From “In Cox Years at the SEC, Policies Undercut Action”:
During Cox’s tenure, penalties imposed on companies fell 84 percent, from $1.59 billion in 2005 to $256 million in 2008.
Speaks for itself, doesn’t it? The Washington Post seems to think so, printing the above sentence without further explanation.
But I wonder.
Was the level of culpable conduct similar in 2005 and 2008? If so, the drop in fines may be interesting. If not, the drop in fines is not interesting.
Which was a more “normal” year for fines: 2005 or 2008? 2005 was the year the SEC booked $765 million in fines in connection with Adelphia – two of its largest fines ever – so perhaps the 2005 total is a bit of an outlier. Or is a year without an Adelphia the outlier?

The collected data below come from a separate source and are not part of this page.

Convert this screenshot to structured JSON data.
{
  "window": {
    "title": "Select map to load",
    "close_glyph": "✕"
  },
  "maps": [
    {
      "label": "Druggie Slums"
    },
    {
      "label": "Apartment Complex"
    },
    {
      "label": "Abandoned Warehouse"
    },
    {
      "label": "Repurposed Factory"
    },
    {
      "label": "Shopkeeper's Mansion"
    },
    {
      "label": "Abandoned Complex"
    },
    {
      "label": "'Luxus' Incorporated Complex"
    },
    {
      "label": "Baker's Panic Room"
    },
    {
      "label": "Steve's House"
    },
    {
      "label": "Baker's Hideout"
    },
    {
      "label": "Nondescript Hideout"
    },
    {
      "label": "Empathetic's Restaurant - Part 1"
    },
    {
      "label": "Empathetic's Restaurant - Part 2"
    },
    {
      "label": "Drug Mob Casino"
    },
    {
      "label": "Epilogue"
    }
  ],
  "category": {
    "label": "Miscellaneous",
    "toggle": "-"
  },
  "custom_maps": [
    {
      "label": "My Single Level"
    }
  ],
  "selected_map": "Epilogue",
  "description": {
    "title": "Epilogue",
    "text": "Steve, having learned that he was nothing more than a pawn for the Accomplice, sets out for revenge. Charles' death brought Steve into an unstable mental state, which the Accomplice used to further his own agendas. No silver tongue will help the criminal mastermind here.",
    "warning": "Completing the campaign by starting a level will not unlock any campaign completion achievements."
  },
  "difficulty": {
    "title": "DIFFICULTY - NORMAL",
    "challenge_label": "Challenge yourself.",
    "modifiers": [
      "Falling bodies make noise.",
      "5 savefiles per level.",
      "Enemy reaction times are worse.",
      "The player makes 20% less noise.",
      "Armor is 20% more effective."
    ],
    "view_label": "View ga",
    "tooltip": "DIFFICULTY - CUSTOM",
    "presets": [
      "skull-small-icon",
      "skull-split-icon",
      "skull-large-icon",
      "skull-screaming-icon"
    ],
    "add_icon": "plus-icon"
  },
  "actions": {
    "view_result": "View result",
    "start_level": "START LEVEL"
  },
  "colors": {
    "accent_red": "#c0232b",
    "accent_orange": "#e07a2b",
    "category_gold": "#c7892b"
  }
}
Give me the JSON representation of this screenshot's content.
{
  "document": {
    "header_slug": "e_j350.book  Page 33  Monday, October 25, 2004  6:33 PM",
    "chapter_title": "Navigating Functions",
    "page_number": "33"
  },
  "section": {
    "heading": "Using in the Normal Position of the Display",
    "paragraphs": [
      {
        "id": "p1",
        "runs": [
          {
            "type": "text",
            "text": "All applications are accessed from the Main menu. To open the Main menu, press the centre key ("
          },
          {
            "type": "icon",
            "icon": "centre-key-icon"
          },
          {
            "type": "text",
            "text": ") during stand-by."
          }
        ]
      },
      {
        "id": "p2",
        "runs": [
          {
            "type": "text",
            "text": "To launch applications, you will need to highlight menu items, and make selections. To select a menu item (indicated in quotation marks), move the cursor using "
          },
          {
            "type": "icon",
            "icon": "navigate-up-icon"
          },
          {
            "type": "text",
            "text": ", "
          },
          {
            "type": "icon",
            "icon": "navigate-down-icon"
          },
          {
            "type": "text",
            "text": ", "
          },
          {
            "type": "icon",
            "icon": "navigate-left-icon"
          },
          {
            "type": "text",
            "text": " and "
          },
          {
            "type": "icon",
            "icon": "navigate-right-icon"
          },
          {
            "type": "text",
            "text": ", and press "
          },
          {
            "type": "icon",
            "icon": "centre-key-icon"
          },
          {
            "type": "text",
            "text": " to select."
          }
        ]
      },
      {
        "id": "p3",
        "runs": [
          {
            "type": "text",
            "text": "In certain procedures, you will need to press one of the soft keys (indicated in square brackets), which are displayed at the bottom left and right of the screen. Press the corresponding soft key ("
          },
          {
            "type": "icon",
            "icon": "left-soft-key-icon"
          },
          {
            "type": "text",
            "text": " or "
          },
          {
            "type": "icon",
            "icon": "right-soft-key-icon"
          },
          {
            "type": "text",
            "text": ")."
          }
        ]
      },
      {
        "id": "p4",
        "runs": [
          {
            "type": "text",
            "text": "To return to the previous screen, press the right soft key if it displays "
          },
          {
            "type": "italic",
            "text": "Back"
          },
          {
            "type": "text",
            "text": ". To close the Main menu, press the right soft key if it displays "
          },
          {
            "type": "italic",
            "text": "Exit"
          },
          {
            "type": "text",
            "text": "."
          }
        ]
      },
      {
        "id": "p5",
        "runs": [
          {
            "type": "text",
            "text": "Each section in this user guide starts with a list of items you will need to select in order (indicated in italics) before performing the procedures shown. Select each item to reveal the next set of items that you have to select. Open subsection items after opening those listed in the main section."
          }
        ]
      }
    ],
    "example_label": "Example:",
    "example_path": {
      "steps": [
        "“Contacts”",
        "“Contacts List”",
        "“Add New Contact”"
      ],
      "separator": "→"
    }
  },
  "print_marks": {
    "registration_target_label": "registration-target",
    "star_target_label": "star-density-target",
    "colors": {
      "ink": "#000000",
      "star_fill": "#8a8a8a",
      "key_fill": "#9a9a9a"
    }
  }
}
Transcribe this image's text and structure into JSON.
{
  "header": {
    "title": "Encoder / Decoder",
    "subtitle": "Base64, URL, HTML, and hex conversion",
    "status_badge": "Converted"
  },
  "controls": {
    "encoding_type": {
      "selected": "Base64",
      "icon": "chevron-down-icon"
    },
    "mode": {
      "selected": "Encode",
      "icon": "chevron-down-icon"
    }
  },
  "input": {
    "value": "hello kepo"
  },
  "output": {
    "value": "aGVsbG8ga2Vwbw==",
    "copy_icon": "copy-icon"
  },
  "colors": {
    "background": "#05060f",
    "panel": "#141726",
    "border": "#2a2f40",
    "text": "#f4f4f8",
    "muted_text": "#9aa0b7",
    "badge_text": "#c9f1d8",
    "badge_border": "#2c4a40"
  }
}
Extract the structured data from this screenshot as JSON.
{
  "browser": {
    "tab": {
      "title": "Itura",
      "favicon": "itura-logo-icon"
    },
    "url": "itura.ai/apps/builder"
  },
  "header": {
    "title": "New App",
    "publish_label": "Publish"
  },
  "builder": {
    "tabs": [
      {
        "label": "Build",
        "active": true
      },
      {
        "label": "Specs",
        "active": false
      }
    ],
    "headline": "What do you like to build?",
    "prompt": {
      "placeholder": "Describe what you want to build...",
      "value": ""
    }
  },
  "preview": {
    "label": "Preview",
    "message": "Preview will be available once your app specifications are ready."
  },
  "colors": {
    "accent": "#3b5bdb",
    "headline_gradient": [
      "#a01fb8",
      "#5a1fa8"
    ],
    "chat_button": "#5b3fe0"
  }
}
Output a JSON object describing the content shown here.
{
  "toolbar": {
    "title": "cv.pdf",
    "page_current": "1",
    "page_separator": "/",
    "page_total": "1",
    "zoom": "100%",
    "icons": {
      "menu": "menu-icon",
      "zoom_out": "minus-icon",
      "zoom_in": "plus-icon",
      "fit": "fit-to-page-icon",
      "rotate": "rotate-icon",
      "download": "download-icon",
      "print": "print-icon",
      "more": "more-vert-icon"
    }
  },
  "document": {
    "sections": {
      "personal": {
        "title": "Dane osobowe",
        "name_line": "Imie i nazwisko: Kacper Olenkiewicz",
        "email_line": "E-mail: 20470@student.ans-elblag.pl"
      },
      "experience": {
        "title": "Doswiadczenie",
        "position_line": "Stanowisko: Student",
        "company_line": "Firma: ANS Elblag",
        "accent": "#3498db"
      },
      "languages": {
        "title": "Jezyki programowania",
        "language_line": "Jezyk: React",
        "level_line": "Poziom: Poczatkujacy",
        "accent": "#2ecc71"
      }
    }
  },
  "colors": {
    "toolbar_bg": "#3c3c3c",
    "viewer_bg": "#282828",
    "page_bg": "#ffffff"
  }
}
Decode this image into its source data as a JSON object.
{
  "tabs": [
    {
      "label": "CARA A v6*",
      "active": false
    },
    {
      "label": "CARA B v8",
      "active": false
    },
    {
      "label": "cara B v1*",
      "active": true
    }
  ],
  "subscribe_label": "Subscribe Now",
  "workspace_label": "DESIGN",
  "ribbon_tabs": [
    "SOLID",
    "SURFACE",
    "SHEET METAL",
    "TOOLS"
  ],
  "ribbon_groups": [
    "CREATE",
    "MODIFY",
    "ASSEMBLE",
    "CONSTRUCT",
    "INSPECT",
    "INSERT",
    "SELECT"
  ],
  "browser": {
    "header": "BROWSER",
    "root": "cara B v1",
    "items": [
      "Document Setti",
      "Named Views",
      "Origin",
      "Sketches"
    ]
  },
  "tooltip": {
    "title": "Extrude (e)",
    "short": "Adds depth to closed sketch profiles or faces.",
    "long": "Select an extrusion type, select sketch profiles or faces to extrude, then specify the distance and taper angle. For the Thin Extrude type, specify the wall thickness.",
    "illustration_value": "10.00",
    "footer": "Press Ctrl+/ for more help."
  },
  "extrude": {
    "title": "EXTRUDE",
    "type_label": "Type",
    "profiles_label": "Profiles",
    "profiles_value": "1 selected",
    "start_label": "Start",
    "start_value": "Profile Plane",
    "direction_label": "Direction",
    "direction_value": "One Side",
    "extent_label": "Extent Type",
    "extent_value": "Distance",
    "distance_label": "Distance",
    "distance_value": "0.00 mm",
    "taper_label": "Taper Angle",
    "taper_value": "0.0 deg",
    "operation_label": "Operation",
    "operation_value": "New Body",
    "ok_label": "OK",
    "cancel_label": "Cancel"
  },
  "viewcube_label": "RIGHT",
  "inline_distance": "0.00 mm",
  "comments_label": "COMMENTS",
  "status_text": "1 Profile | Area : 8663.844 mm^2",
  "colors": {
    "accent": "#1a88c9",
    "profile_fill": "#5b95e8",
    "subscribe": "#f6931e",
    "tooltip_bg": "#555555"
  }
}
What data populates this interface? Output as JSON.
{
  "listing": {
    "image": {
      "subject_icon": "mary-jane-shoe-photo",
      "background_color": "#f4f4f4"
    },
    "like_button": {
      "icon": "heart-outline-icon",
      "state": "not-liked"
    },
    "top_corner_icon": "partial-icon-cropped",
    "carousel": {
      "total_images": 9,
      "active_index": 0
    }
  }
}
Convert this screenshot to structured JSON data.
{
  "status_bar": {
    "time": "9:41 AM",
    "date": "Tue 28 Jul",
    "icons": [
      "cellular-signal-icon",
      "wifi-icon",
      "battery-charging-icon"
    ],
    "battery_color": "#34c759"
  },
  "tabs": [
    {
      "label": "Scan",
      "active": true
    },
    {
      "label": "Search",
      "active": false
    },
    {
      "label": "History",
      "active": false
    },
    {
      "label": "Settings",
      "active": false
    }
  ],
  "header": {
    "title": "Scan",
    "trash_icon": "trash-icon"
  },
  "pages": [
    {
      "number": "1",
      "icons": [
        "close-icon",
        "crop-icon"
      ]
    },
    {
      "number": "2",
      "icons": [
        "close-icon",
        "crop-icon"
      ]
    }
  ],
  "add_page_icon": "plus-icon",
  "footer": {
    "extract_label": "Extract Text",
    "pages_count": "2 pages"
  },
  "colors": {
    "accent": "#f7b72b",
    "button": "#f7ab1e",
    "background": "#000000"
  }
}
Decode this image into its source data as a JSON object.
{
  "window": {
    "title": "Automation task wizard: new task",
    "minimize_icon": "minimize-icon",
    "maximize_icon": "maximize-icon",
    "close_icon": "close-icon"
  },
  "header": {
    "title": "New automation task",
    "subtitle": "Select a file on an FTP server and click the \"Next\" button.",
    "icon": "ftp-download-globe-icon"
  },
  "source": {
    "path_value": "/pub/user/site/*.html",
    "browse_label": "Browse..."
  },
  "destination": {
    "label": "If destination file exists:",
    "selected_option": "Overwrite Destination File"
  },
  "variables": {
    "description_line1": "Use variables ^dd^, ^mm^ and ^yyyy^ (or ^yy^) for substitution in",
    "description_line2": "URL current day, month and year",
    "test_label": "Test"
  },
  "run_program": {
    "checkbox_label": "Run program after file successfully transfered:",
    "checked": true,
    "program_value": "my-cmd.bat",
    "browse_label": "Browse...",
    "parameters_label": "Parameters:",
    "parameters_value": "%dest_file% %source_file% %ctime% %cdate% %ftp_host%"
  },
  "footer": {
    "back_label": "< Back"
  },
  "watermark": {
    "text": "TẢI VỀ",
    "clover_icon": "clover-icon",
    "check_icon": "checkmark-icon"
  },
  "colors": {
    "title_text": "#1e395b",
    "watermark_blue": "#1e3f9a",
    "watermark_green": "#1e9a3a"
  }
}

Did the number of enforcement actions also drop? According to a recent GAO report, 272 formal orders of investigation were initiated in 2005. Although this dropped to 233 in 2008, the 14% difference does not come close to explaining the 84% drop in fines.
What probably does explain the drop in fines, and what is mentioned only in passing in the Post article, is the enforcement policy the SEC formalized in 2006 of not double-penalizing shareholders. The policy recognizes that when a company’s action is wrong because it harms the company’s shareholders, there is little point in penalizing the company with fines because those fines just penalize the shareholders. It makes more sense to penalize the individuals involved and/or require corrective procedures at the company to prevent future harm to shareholders.
But then penalizing individuals and implementing corrective actions won’t boost fine totals, disappointing those keeping score by that metric.